女子:インターンが始まってすぐ、メールの書き方がとても難しく感じました。また、サービスの改善点を発表する際、これまでデザインや機能を意識してアプリを使ったことがなかったなと気づきましたね。自分が感じたことを言葉にするのは苦労しましたが、率直な意見を伝えると、社員の方から「その発想はなかった」「もっと詳しく聞かせて」と新鮮に感じてもらえたことは嬉しかったです。

インターンで高校生が学んだこと、企業が得たこと

――社会人のみなさんと働いてみて、学生とはどんな点が違うと感じましたか?

男子:仕事のスピードは間違いなく大きな違いです。日高さんのタイピングが滅茶苦茶速くて(笑)、あと数年でパソコンの使い方を覚えなきゃとリアルに感じました。学校の勉強では学べない、社会人になる上で身につけるべきビジネスマナーや知識もたくさんありますし、心構えの違いも感じました。僕たちも大人の仕事によって世に出て行っているわけで、大人に守られているんだなと思いました。

女子:自由学園は中高一貫で男女各1クラスしかないのですが、今回のインターンでは多くの新しい人と出会う機会になりました。それから働く大人は、みんな完璧だと思っていたんです。でも、大人の方でも悩んでいるんだなと。
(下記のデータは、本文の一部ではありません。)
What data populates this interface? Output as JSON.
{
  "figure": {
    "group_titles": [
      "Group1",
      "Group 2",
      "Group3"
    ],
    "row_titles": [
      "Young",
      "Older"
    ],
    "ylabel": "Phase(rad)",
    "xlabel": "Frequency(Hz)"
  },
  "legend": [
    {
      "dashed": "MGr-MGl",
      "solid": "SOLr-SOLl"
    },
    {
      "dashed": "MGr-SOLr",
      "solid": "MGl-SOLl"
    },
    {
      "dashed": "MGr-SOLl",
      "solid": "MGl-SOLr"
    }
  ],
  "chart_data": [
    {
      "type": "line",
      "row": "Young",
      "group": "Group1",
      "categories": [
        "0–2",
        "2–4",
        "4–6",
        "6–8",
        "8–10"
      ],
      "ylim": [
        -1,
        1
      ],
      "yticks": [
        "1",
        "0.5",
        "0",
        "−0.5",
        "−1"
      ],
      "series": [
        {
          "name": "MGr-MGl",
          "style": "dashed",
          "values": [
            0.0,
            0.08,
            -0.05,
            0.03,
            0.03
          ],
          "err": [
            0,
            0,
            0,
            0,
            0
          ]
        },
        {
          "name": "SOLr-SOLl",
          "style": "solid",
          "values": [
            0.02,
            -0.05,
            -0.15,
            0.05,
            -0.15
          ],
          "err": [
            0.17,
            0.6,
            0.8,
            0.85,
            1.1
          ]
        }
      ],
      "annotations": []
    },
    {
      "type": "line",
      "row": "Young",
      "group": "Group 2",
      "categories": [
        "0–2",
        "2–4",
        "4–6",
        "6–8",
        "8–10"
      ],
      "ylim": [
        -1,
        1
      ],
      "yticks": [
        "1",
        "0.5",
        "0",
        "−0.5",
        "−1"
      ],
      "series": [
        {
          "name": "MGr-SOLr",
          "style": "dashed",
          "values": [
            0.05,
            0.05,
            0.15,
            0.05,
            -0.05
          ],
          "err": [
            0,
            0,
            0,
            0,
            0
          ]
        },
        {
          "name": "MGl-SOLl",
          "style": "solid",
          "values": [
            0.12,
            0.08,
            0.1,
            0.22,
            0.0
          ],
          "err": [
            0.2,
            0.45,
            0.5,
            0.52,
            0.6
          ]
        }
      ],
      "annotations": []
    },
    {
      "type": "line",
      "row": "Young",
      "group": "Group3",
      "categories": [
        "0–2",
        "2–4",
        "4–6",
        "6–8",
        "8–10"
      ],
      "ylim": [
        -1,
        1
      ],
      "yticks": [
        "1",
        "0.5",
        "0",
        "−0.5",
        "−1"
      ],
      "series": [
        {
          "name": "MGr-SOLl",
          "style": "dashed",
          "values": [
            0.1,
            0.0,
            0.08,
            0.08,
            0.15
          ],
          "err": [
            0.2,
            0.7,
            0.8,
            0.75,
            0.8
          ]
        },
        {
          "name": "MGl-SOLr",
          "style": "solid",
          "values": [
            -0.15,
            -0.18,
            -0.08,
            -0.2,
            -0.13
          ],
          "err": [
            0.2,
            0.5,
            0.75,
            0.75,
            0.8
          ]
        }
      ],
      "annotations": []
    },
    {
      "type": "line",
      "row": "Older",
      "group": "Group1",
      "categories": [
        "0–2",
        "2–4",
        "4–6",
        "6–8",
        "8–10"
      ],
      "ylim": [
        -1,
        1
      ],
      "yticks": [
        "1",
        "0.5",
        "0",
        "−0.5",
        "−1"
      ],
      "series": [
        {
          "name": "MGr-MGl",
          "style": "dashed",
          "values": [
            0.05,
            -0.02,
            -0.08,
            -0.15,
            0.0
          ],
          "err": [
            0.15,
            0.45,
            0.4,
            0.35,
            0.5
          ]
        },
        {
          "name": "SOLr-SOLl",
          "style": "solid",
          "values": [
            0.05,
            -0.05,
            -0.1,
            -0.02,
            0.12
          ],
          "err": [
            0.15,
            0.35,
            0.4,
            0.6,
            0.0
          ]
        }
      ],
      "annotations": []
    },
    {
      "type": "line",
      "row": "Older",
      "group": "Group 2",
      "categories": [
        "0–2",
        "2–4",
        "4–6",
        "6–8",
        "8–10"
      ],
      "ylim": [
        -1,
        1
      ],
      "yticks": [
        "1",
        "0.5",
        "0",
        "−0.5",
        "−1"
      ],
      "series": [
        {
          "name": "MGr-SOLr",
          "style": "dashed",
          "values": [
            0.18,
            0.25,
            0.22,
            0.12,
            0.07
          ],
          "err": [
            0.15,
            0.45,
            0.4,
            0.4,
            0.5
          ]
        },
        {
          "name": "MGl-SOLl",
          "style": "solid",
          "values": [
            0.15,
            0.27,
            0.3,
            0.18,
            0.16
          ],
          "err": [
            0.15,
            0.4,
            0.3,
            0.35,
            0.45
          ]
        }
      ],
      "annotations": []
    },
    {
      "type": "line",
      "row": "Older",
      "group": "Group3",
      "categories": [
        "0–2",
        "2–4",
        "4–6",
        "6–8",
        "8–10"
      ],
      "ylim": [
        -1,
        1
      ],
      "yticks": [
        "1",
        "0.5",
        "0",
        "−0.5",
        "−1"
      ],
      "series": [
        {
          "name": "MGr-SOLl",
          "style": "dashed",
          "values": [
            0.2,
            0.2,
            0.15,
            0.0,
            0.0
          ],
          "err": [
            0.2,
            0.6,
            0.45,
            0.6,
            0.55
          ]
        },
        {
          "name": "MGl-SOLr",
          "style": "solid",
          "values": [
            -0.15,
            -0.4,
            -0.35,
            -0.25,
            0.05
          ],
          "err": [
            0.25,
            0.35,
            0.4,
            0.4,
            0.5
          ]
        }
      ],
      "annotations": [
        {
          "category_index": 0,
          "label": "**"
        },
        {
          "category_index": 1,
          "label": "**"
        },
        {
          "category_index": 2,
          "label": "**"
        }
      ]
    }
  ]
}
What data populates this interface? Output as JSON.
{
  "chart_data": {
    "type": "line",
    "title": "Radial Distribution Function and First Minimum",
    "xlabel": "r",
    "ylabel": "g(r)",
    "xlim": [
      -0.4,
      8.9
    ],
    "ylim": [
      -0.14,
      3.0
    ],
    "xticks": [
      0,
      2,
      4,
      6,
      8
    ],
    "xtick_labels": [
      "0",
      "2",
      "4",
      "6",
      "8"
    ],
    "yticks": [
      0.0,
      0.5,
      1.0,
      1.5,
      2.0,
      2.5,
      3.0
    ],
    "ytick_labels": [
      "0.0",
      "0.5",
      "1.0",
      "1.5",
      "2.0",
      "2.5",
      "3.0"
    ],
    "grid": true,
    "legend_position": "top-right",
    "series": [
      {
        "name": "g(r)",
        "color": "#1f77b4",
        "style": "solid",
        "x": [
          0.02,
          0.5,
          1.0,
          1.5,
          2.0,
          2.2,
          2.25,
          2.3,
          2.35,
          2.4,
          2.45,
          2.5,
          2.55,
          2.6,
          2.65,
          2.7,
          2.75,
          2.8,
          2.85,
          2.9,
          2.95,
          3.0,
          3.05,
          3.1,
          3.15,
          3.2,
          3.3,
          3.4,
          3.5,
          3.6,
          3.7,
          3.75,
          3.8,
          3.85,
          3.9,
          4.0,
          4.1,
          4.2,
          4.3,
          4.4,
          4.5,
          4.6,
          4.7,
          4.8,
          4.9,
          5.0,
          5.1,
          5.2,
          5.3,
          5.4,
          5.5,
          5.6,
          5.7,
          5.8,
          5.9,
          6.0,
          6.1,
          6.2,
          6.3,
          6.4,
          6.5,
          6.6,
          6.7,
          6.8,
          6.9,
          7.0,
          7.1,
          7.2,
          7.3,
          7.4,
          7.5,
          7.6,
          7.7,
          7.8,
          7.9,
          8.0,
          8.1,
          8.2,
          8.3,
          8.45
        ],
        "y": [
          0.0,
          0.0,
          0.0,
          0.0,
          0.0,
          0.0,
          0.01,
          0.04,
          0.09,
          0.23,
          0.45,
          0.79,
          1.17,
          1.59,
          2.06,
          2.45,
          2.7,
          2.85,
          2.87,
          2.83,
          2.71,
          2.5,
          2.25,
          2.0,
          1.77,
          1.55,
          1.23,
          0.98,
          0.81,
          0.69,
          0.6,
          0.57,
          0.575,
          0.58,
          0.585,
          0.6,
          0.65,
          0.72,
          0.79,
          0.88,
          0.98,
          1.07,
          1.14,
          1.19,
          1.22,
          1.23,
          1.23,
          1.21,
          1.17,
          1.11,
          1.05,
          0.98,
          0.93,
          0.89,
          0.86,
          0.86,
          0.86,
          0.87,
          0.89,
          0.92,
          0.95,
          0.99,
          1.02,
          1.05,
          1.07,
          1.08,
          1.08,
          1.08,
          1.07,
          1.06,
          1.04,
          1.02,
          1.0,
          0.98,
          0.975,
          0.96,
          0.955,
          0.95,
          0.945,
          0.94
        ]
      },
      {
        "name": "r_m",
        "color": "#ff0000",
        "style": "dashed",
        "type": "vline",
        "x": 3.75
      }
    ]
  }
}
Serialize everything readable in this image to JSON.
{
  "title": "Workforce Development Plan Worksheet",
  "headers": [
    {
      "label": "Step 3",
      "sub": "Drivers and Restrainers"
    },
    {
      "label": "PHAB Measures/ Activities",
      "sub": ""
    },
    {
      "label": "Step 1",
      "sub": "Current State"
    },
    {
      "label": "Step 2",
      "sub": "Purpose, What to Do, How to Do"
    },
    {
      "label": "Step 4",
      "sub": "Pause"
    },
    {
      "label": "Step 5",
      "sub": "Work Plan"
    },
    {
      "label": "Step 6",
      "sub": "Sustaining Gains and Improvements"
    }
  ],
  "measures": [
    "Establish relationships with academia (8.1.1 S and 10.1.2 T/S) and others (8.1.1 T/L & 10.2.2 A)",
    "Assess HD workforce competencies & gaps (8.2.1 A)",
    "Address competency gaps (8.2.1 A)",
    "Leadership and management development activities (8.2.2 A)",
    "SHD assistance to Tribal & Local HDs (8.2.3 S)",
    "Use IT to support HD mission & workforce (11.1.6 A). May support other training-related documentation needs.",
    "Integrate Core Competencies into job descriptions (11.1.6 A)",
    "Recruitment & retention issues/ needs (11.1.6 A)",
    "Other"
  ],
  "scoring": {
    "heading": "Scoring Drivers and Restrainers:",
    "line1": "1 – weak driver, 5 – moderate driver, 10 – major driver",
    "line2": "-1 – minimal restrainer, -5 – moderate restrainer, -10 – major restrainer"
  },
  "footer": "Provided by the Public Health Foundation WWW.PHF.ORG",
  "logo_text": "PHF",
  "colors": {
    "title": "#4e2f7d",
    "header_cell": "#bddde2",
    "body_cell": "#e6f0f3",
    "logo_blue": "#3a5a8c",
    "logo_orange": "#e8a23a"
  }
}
大人になっても試行錯誤することは大事なことなんだなと強く感じました。

実は反抗期の頃、「大人はお金のために働いてる」と思っていたんです。もちろん給料を貰うためではあるんですけど、どうやったらより良くなるか葛藤される姿を見て、仕事って報酬をもらうだけのためだけのものじゃないんだなと感じました。

――今回の取り組みを通じて、社会人である日髙さんが高校生インターンに対して感じたことをお聞かせください。

日髙:大きく2つあります。ひとつ目は「熱意と意欲」。お二人の吸収しようとする姿勢、意見の発信力は、私としても刺激的でした。ふたつ目は「新たな視点」。私たちがどうしても事業者目線になってしまうところ、高校生から率直でフレッシュな意見をいただきました。お客様視点を意識することの重要性を再確認できたと思います。

会社の中にいると、自分でも気づかないうちに事業者目線になってしまうことが多くなってしまいます。でもそんなときこそユーザーが求めているニーズに寄り添っていくことが大切なんだ、そしてそれがお客様との関係構築に繋がっていくんだと感じました。

――高校生のお二人は、今回のインターンを今後どう活かしていきたいと思いますか?

男子:将来像はまだ漠然としていますが、高校でこの経験をしたことは将来強みになりそうです。また自分自身と向き合う機会にもなりました。

女子:どんな職種であっても、人との関わり方や職場内でどのような視点で話すかは大事なんだと気づきました。将来どこで働くかはまだわからないんですけど、やりたいことができない状況に陥ったとしても、ここで学んだことを活かせる人になりたいと思っています。


自由学園の教育プログラム「飛び級社会人」で社会に飛び出し、KDDIでインターンを体験した高校生2人。2人が手掛けた「auスマートパスプレミアム」イーオン・オンラインマンツーマンレッスンの「高校生向けレッスン」は、2月から提供がスタートしています。高校生側・企業側ともに多くのことを得た「飛び級社会人」、今後どう広がっていくのか注目したい取り組みです。